What does Bitcoin consolidation mean?
Consolidation refers to a period when the price of Bitcoin moves within a relatively stable range after a significant upward or downward trend. It allows the market to stabilize and can set the stage for the next major price movement.

How long do Bitcoin consolidation phases typically last?
The duration can vary widely, from a few days to several months. Historical patterns suggest that consolidation after a strong rally—like the one seen recently—often lasts several weeks before a new trend emerges.

What factors could influence Bitcoin’s price in Q3 2025?
Key factors include regulatory developments, institutional ETF inflows, macroeconomic policy decisions (such as those from the U.S. Federal Reserve), and broader adoption trends within the digital asset ecosystem.

Are ETF inflows always immediately reflected in Bitcoin’s price?
Not necessarily. Large institutional ETF investments may not cause instant price spikes because these instruments often derive value from underlying assets without requiring immediate spot market purchases.
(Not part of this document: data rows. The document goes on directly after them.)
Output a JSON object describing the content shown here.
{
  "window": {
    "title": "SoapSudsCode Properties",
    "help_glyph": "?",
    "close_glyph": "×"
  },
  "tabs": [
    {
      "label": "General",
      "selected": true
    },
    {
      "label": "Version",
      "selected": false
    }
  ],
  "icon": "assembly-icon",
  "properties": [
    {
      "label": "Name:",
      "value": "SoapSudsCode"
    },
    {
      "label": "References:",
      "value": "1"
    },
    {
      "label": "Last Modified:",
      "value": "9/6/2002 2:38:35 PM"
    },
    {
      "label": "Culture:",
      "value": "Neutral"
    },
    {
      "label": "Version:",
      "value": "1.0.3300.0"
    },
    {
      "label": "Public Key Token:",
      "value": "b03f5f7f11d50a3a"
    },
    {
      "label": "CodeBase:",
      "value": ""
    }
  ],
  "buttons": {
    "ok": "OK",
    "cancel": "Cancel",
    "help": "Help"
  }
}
What is a realistic Bitcoin price target for 2025?
While predictions vary, several analysts suggest targets between $220,000 and $330,000 based on historical cycle patterns, institutional adoption, and current macroeconomic conditions.

How can traders monitor Bitcoin market sentiment during consolidation?
Tools such as futures open interest, funding rates, and on-chain analytics can provide insight into market sentiment and potential breakout directions during consolidation phases.